O maligno dentro de mim
Na enfermaria da ala oncológica do hospital uma mulher sofre. Era evangélica e estava só sem acompanhante.
- Eu não quero ver ninguém, não quero falar com ninguém, ninguém vai me compreender. Sempre fui uma moça caseira, nunca gostei de muita farra, sempre preferi a minha casa à rua. Quando criança era da casa pra escola e da escola pra casa. Passei a freqüentar a igreja na adolescência, conheci meu marido na igreja e meus filhos são criados no temor de Deus. São filhos maravilhosos, tementes a Deus, assim como o meu marido.
- Eles querem vir aqui me ver, falar comigo, mas eu não quero.
Eu não tenho coragem de olhar para eles...
Eu não consigo compreender, já pensei de tudo que é jeito, mas não dá pra entender.
Não que eu não tenha pecado, devo ter muitas, mas vejo tanta gente pior, fazendo tudo de ruim, tantas coisas erradas...
Depois desse desabafo, a mulher virou-se e chorou silenciosamente por vários minutos. Silenciosamente permaneci ao seu lado aguardando que as lágrimas de alguma maneira lavassem a sua dor.
- Faz uns seis meses que eu comecei a sentir dores, depois veio o sangramento. No começo pensei que fosse a menstruação, mas era diferente, era alguma coisa errada que estava acontecendo dentro de mim.
- Quando a dor piorou e eu não podia mais suportar, o meu marido me levou ao médico, ele disse que não era nada, me deu um remédio e me mandou para casa.
- Depois disso, nunca mais fiquei totalmente boa, sempre uma dor incomodando, o sangramento que vinha e não parava... Um dia a dor veio mais forte e eu estou aqui. O doutor diz que é um tumor, e que é do maligno.
Voltou a chorar, copiosamente, desesperadamente, e entre soluços continuou.
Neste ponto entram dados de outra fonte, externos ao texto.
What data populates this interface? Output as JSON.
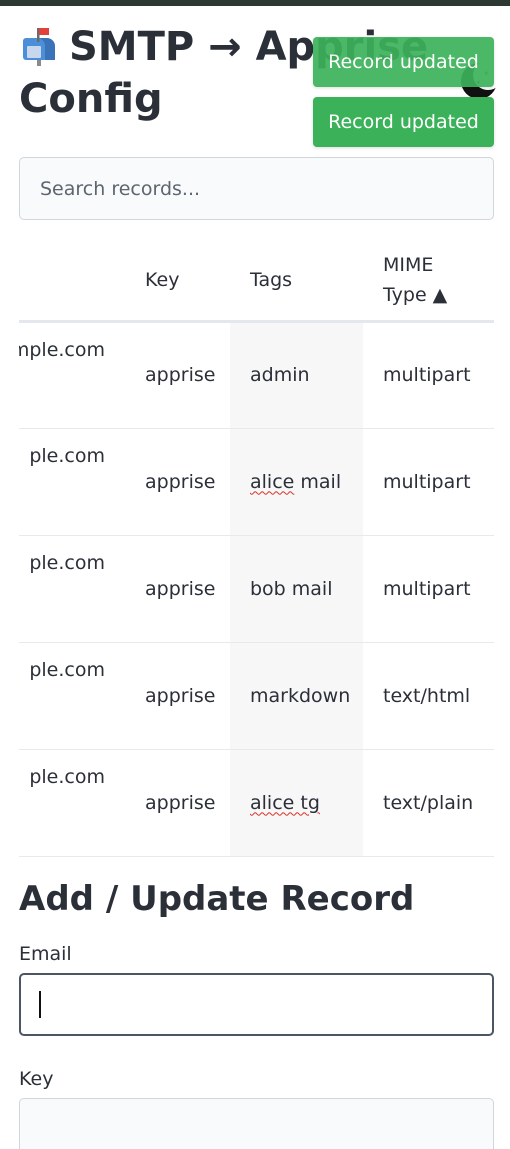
{
  "page": {
    "title_emoji": "📫",
    "title": "SMTP → Apprise Config"
  },
  "toasts": [
    "Record updated",
    "Record updated"
  ],
  "search": {
    "placeholder": "Search records..."
  },
  "table": {
    "columns": [
      {
        "label": ""
      },
      {
        "label": "Key"
      },
      {
        "label": "Tags"
      },
      {
        "label": "MIME Type ▲"
      }
    ],
    "rows": [
      {
        "email": "mple.com",
        "key": "apprise",
        "tags": "admin",
        "mime": "multipart"
      },
      {
        "email": "ple.com",
        "key": "apprise",
        "tags": "alice mail",
        "mime": "multipart"
      },
      {
        "email": "ple.com",
        "key": "apprise",
        "tags": "bob mail",
        "mime": "multipart"
      },
      {
        "email": "ple.com",
        "key": "apprise",
        "tags": "markdown",
        "mime": "text/html"
      },
      {
        "email": "ple.com",
        "key": "apprise",
        "tags": "alice tg",
        "mime": "text/plain"
      }
    ]
  },
  "form": {
    "title": "Add / Update Record",
    "email_label": "Email",
    "email_value": "",
    "key_label": "Key",
    "key_value": ""
  },
  "colors": {
    "toast": "#3bb25a",
    "topbar": "#2e3833",
    "text": "#2b2f38"
  },
  "icons": {
    "title": "mailbox-icon",
    "theme": "moon-icon"
  }
}
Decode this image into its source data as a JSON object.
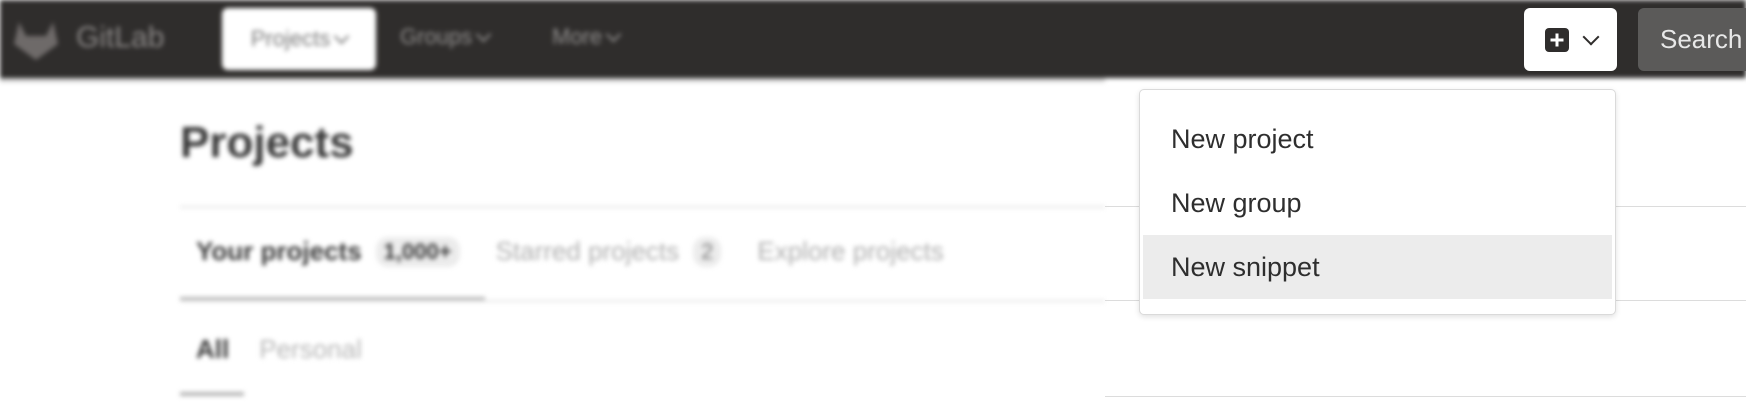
{
  "navbar": {
    "brand": "GitLab",
    "items": [
      {
        "label": "Projects",
        "active": true
      },
      {
        "label": "Groups"
      },
      {
        "label": "More"
      }
    ],
    "search_placeholder": "Search"
  },
  "page": {
    "title": "Projects",
    "tabs": [
      {
        "label": "Your projects",
        "count": "1,000+",
        "active": true
      },
      {
        "label": "Starred projects",
        "count": "2"
      },
      {
        "label": "Explore projects"
      }
    ],
    "subtabs": [
      {
        "label": "All",
        "active": true
      },
      {
        "label": "Personal"
      }
    ]
  },
  "new_menu": {
    "items": [
      {
        "label": "New project"
      },
      {
        "label": "New group"
      },
      {
        "label": "New snippet",
        "highlighted": true
      }
    ]
  },
  "colors": {
    "navbar_bg": "#2f2d2c",
    "highlight_bg": "#ececec"
  },
  "icons": {
    "logo": "gitlab-tanuki-icon",
    "new": "plus-square-icon",
    "dropdown": "chevron-down-icon"
  }
}
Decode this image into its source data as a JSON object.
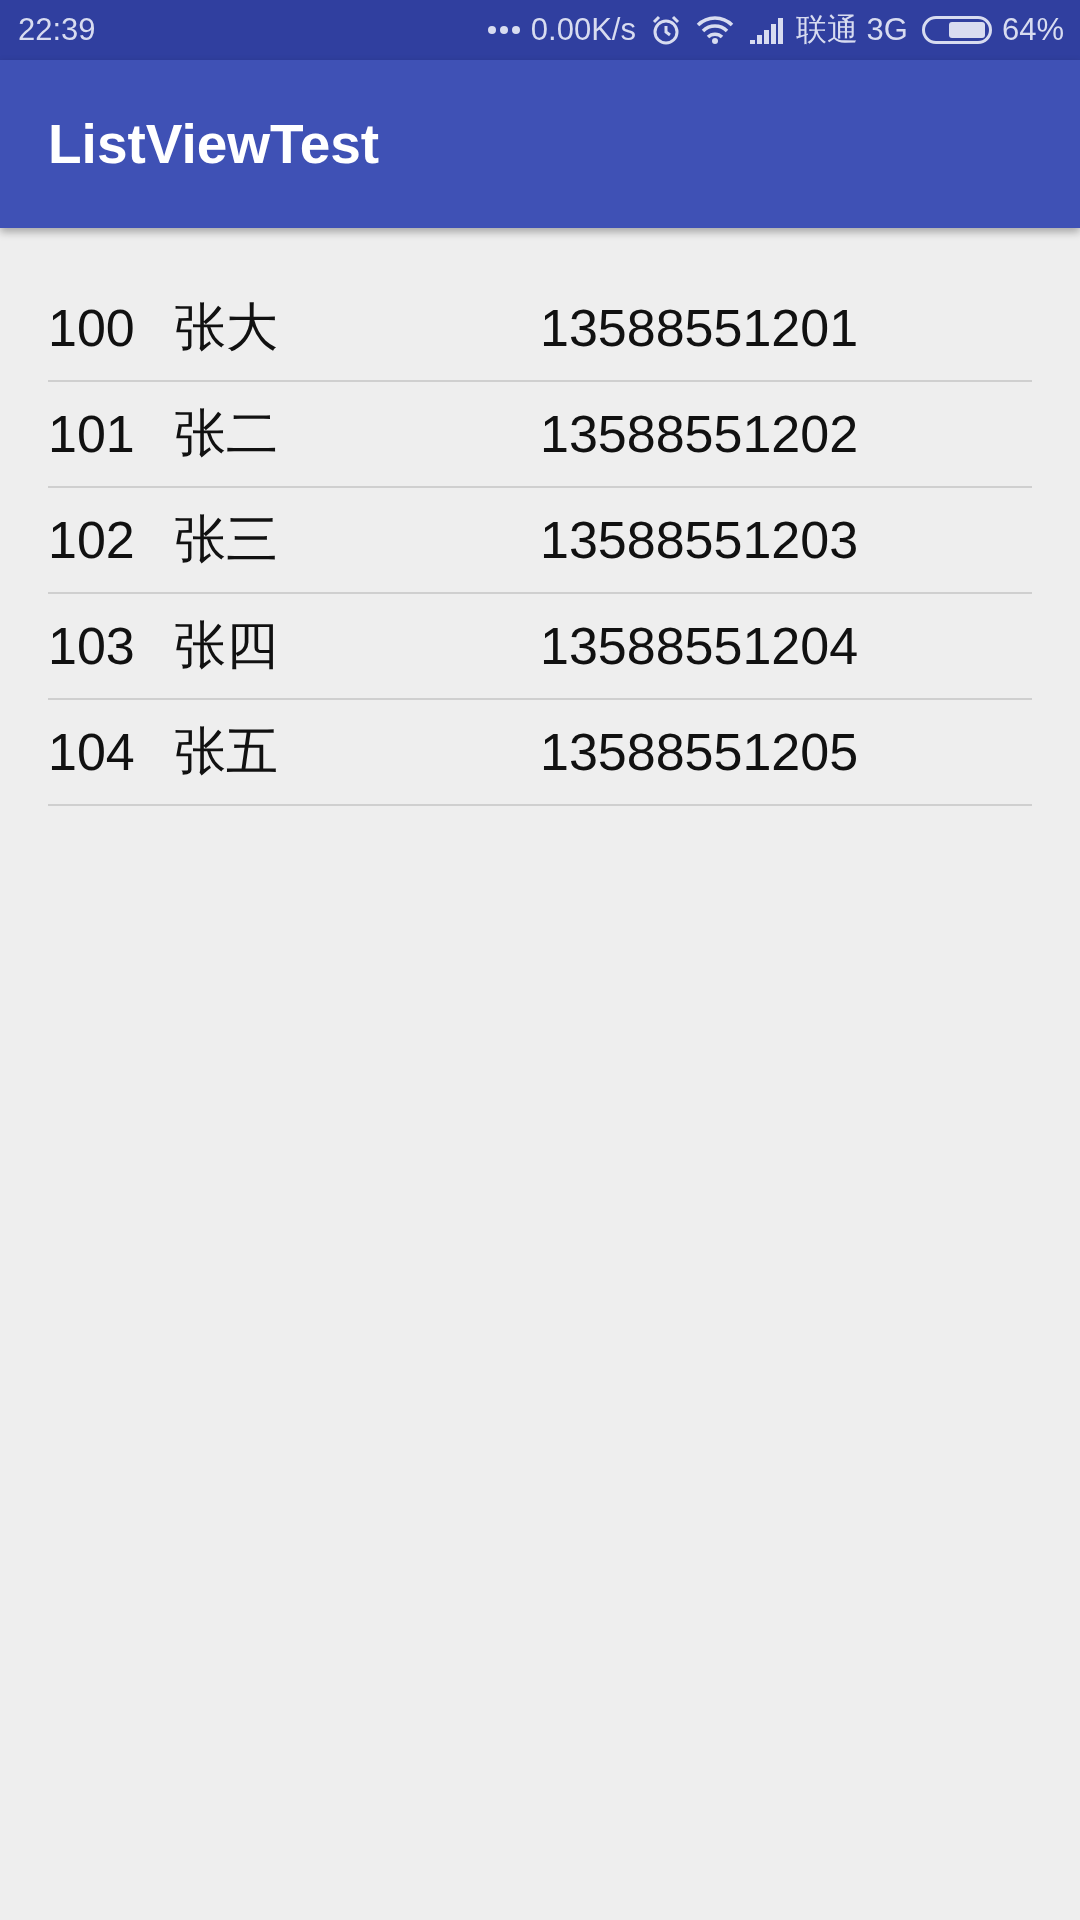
{
  "status_bar": {
    "time": "22:39",
    "net_speed": "0.00K/s",
    "carrier": "联通 3G",
    "battery": "64%"
  },
  "app_bar": {
    "title": "ListViewTest"
  },
  "list": [
    {
      "id": "100",
      "name": "张大",
      "phone": "13588551201"
    },
    {
      "id": "101",
      "name": "张二",
      "phone": "13588551202"
    },
    {
      "id": "102",
      "name": "张三",
      "phone": "13588551203"
    },
    {
      "id": "103",
      "name": "张四",
      "phone": "13588551204"
    },
    {
      "id": "104",
      "name": "张五",
      "phone": "13588551205"
    }
  ]
}
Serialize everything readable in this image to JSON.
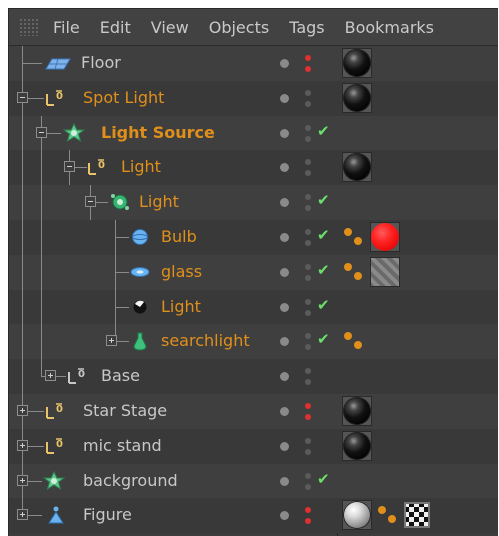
{
  "menubar": {
    "items": [
      "File",
      "Edit",
      "View",
      "Objects",
      "Tags",
      "Bookmarks"
    ]
  },
  "objects": [
    {
      "name": "Floor",
      "icon": "floor-icon",
      "color": "default"
    },
    {
      "name": "Spot Light",
      "icon": "null-icon",
      "color": "orange"
    },
    {
      "name": "Light Source",
      "icon": "light-source-icon",
      "color": "orange",
      "bold": true
    },
    {
      "name": "Light",
      "icon": "null-icon",
      "color": "orange"
    },
    {
      "name": "Light",
      "icon": "light-cluster-icon",
      "color": "orange"
    },
    {
      "name": "Bulb",
      "icon": "sphere-icon",
      "color": "orange"
    },
    {
      "name": "glass",
      "icon": "disc-icon",
      "color": "orange"
    },
    {
      "name": "Light",
      "icon": "omni-light-icon",
      "color": "orange"
    },
    {
      "name": "searchlight",
      "icon": "lathe-icon",
      "color": "orange"
    },
    {
      "name": "Base",
      "icon": "null-icon",
      "color": "default"
    },
    {
      "name": "Star Stage",
      "icon": "null-icon",
      "color": "default"
    },
    {
      "name": "mic stand",
      "icon": "null-icon",
      "color": "default"
    },
    {
      "name": "background",
      "icon": "light-source-icon",
      "color": "default"
    },
    {
      "name": "Figure",
      "icon": "figure-icon",
      "color": "default"
    }
  ],
  "colors": {
    "panel_bg": "#3c3c3c",
    "orange_text": "#e0901a",
    "check_green": "#6be06b",
    "visibility_red": "#e03030"
  }
}
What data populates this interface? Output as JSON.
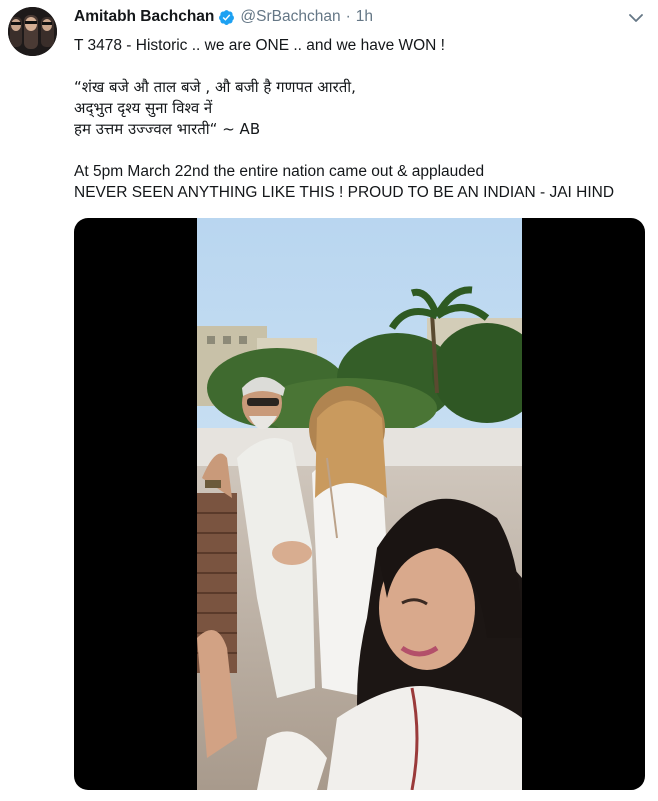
{
  "tweet": {
    "author_name": "Amitabh Bachchan",
    "handle": "@SrBachchan",
    "separator": "·",
    "time": "1h",
    "lines": {
      "line1": "T 3478 - Historic .. we are ONE .. and we have WON !",
      "line2": "“शंख बजे औ ताल बजे , औ बजी है गणपत आरती,",
      "line3": "अद्‌भुत दृश्य सुना विश्व नें",
      "line4": "हम उत्तम उज्ज्वल भारती“ ~ AB",
      "line5": "At 5pm March 22nd the entire nation came out & applauded",
      "line6": "NEVER SEEN ANYTHING LIKE THIS ! PROUD TO BE AN INDIAN - JAI HIND"
    }
  },
  "icons": {
    "verified": "verified-badge-icon",
    "menu": "chevron-down-icon"
  },
  "colors": {
    "text": "#14171a",
    "muted": "#657786",
    "verified": "#1da1f2",
    "media_background": "#000000"
  }
}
- Meu marido já sabe que o tumor é maligno, nem sei como pude olhar pra ele, não sei o que dizer pra ele. E meus filhos? Eles não sabem de nada... Como vou poder dizer para eles... Como pode acontecer comigo? Por que justo eu? Mas está crescendo dentro de mim, e é do maligno.
Demorei a entender a verdadeira dor daquela mulher. Não era o câncer que corroia seu ventre, não era o medo do tratamento agressivo a que seria submetida, e nem o medo da morte. Era a sua relação com o maligno, o que ela carregava no seu ventre era do maligno. Ela sentia que era a culpada. Como explicar para o marido que uma semente do maligno crescia dentro de si?